A Perfect Getaway (David Twohy, 2009)
David Twohy's A Perfect Getaway is a lean, juicy thriller with a twist so good that not even an hour's worth of teasing it saps its effect. "Nothing bad ever happens in Hawaii, right?" says one character during the film's placid opening, though even then his voice betrays doubt, and Twohy's sweeping panoramas of lush forests and beaches communicate remoteness and isolation as much as postcard-ready beauty. Steady long takes let the murmurs of a double murder on a neighboring island sink into the frame visually, casting shadows on its small but dynamic cast of newlyweds and lovers who come to fear for their safety. The actors do their part too, with Steve Zahn's nervously darting eyes suggesting first humorous discomfort, then mounting dread, and Milla Jovovich getting the best opportunity outside one of her husband's films to show off her enigmatic poker face reactions. Perhaps best of all is Timothy Olyphant, almost endearingly arrogant as a "man in full" (as his girlfriend calls him) When the other shoe drops, Twohy's stately, patient direction obviously shifts into a higher gear, but this only shows off other facets of his skill. A chase through the forest is subtly propelled further by comic-panel-like screenwipes that elide over a few steps to give the sequence even more momentum. The final showdown manages to consolidate even the characters' relationships into its tense payoff. (A sidenote: stick with the streamlined theatrical version over the director's cut, which adds most of its extra time to a key flashback, nice and nasty in the original version but overlong in extended form).
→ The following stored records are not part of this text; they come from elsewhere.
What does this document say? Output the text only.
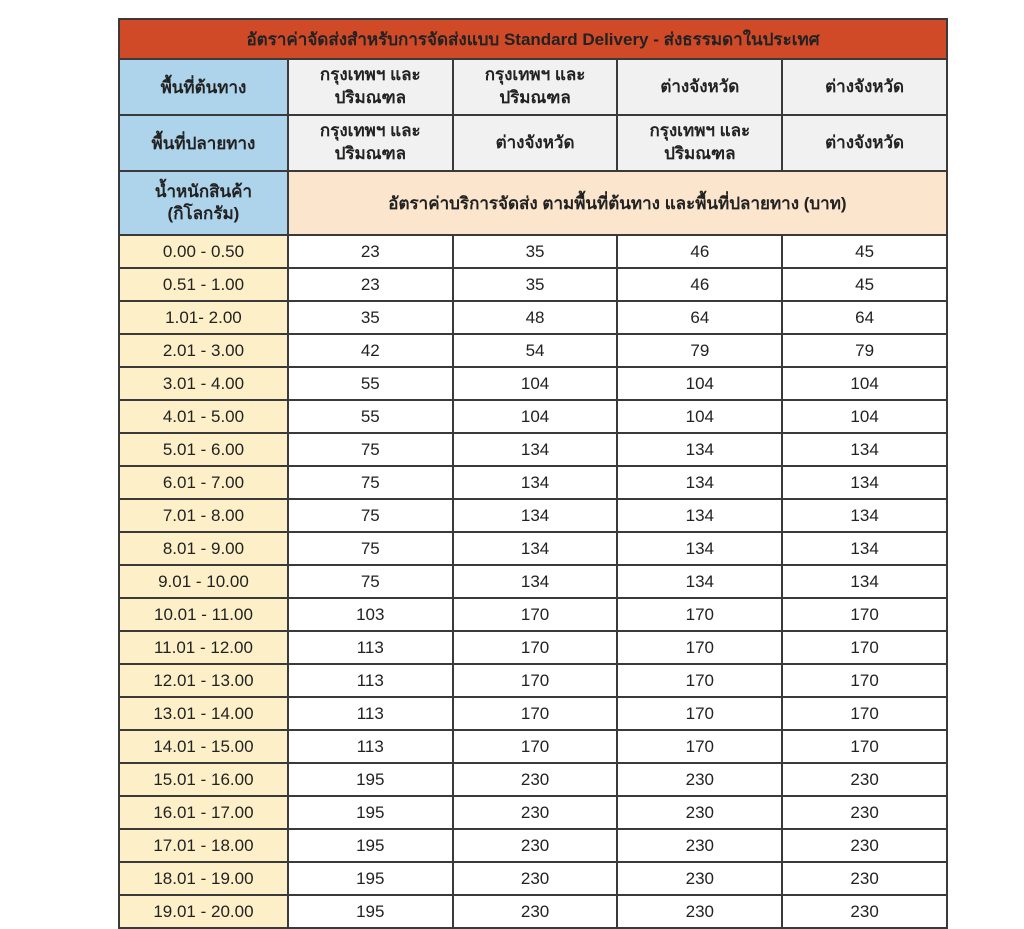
อัตราค่าจัดส่งสำหรับการจัดส่งแบบ Standard Delivery - ส่งธรรมดาในประเทศ				
พื้นที่ต้นทาง	กรุงเทพฯ และ ปริมณฑล	กรุงเทพฯ และ ปริมณฑล	ต่างจังหวัด	ต่างจังหวัด
พื้นที่ปลายทาง	กรุงเทพฯ และ ปริมณฑล	ต่างจังหวัด	กรุงเทพฯ และ ปริมณฑล	ต่างจังหวัด

น้ำหนักสินค้า
(กิโลกรัม)	อัตราค่าบริการจัดส่ง ตามพื้นที่ต้นทาง และพื้นที่ปลายทาง (บาท)			
0.00 - 0.50	23	35	46	45
0.51 - 1.00	23	35	46	45
1.01- 2.00	35	48	64	64
2.01 - 3.00	42	54	79	79
3.01 - 4.00	55	104	104	104
4.01 - 5.00	55	104	104	104
5.01 - 6.00	75	134	134	134
6.01 - 7.00	75	134	134	134
7.01 - 8.00	75	134	134	134
8.01 - 9.00	75	134	134	134
9.01 - 10.00	75	134	134	134
10.01 - 11.00	103	170	170	170
11.01 - 12.00	113	170	170	170
12.01 - 13.00	113	170	170	170
13.01 - 14.00	113	170	170	170
14.01 - 15.00	113	170	170	170
15.01 - 16.00	195	230	230	230
16.01 - 17.00	195	230	230	230
17.01 - 18.00	195	230	230	230
18.01 - 19.00	195	230	230	230
19.01 - 20.00	195	230	230	230
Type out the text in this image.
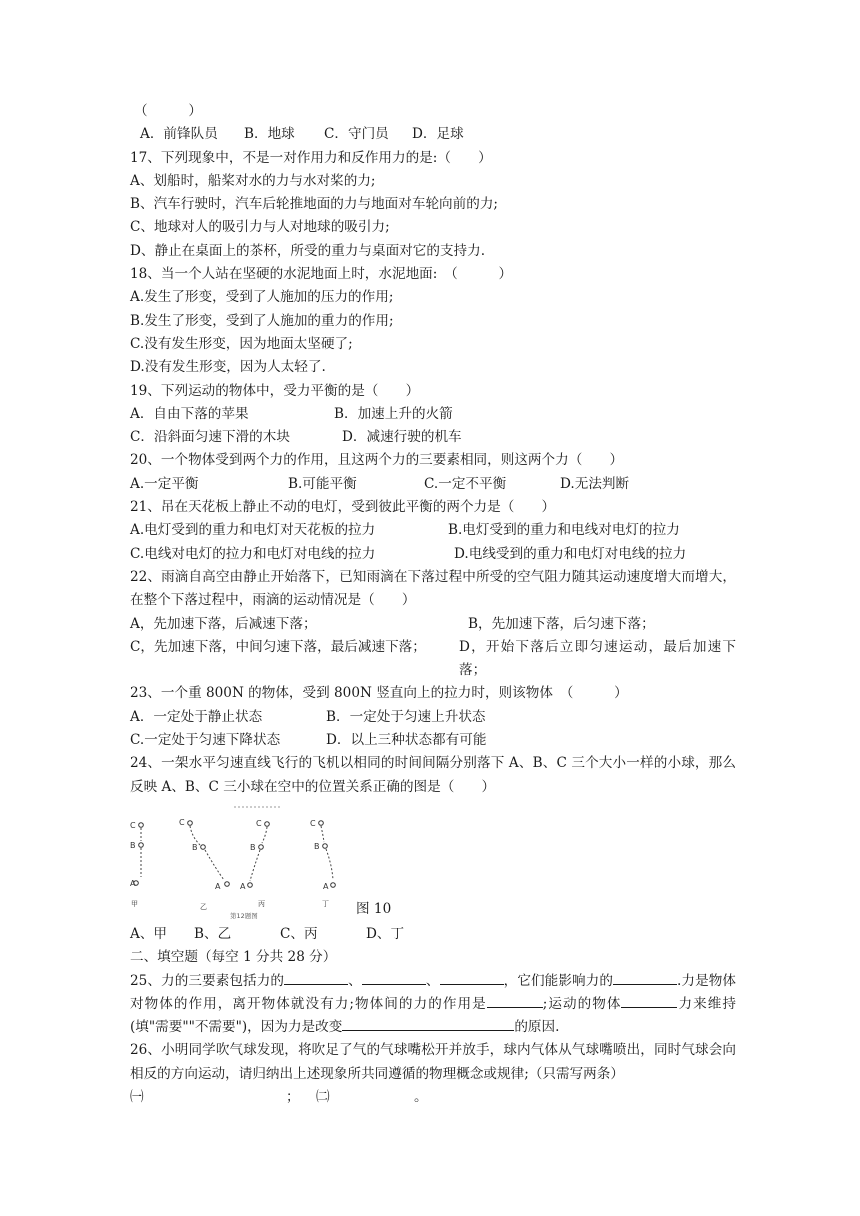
（　　　）
A．前锋队员 B．地球 C．守门员 D．足球
17、下列现象中，不是一对作用力和反作用力的是:（　　）
A、划船时，船桨对水的力与水对桨的力;
B、汽车行驶时，汽车后轮推地面的力与地面对车轮向前的力;
C、地球对人的吸引力与人对地球的吸引力;
D、静止在桌面上的茶杯，所受的重力与桌面对它的支持力.
18、当一个人站在坚硬的水泥地面上时，水泥地面:　（　　　）
A.发生了形变，受到了人施加的压力的作用;
B.发生了形变，受到了人施加的重力的作用;
C.没有发生形变，因为地面太坚硬了;
D.没有发生形变，因为人太轻了.
19、下列运动的物体中，受力平衡的是（　　）
A．自由下落的苹果	B．加速上升的火箭
C．沿斜面匀速下滑的木块	D．减速行驶的机车
20、一个物体受到两个力的作用，且这两个力的三要素相同，则这两个力（　　）
A.一定平衡	B.可能平衡	C.一定不平衡	D.无法判断
21、吊在天花板上静止不动的电灯，受到彼此平衡的两个力是（　　）
A.电灯受到的重力和电灯对天花板的拉力	B.电灯受到的重力和电线对电灯的拉力
C.电线对电灯的拉力和电灯对电线的拉力	D.电线受到的重力和电灯对电线的拉力
22、雨滴自高空由静止开始落下，已知雨滴在下落过程中所受的空气阻力随其运动速度增大而增大，在整个下落过程中，雨滴的运动情况是（　　）
A，先加速下落，后减速下落；	B，先加速下落，后匀速下落；
C，先加速下落，中间匀速下落，最后减速下落；	D，开始下落后立即匀速运动，最后加速下落；
23、一个重 800N 的物体，受到 800N 竖直向上的拉力时，则该物体　（　　　）
A．一定处于静止状态	B．一定处于匀速上升状态
C.一定处于匀速下降状态	D．以上三种状态都有可能
24、一架水平匀速直线飞行的飞机以相同的时间间隔分别落下 A、B、C 三个大小一样的小球，那么反映 A、B、C 三小球在空中的位置关系正确的图是（　　）
C
B
A
甲
C
B
A
乙
C
B
A
丙
第12题图
C
B
A
丁 图 10
A、甲 B、乙	C、丙	D、丁
二、填空题（每空 1 分共 28 分）
25、力的三要素包括力的	、	、	，它们能影响力的	.力是物体对物体的作用，离开物体就没有力;物体间的力的作用是	;运动的物体	力来维持(填"需要""不需要")，因为力是改变	的原因.
26、小明同学吹气球发现，将吹足了气的气球嘴松开并放手，球内气体从气球嘴喷出，同时气球会向相反的方向运动，请归纳出上述现象所共同遵循的物理概念或规律;（只需写两条）
㈠	； ㈡	。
Will Success Spoil Rock Hunter? (Frank Tashlin, 1957)
My first Tashlin, though God knows why. This film plays like Amazon's "recommended for buyers of ____" feature for the entirety of my film-watching habits. From its deliriously cheeky credits, featuring both Tony Randall incompetently introducing the film and a host of leg-pulling fake ads, Tashlin wastes no time setting the frenzied tone of the farce. Tashlin's use of color and light makes artificial voids out of his sets, further emphasizing the mock construction of filmic images and how these false icons become social objectives for viewers encouraged to buy their way into a movie- and TV-approved lifestyle. As much peevish delight as Tashlin gets out of sending up advertisers, however, he also uses Rock Hunter to critique a society that gets its cues from advertising and pop culture, creating a Mobius strip of behavioral influence between pop and life that cheapens both. It ranks among the most pointed social commentaries of American life in the aftermath of World War II through the present, and even its lack of overt cynicism helps it embody the foolish, avaricious optimism that propels our self-image.
Marnie (Alfred Hitchcock, 1964)
Given Tippi Hedren's recent, public revelation of her torment at Hitchcock's hands, it is almost unsettling to consider that this film, taken with Hedren's other star turn in The Birds, contain some of the director's most rounded, sympathetic views of women. (Granted, this is saying nothing, but still.) Marnie privileges its female protagonist's perspective entirely, its flashes of humming red and shimmers of fake lightning, as Robin Wood once perceptively said, throwbacks to the director's early and formative exposure to German Expressionism. Admittedly, it's a shame Hitchcock did not have the faith in either his own talents (or, more likely, the audience's capacity to piece things together for themselves) to let these visuals speak for Marnie's mindset, but the mad, brilliant excesses of the film help keep the film moving where, say, Psycho grounds to a halt. From its early close-up on a purse made to look blatantly vaginal through the disturbing scene of marital rape between Sean Connery and Hedren, and its aforementioned cinematized explanation, this is one of the master's greatest films.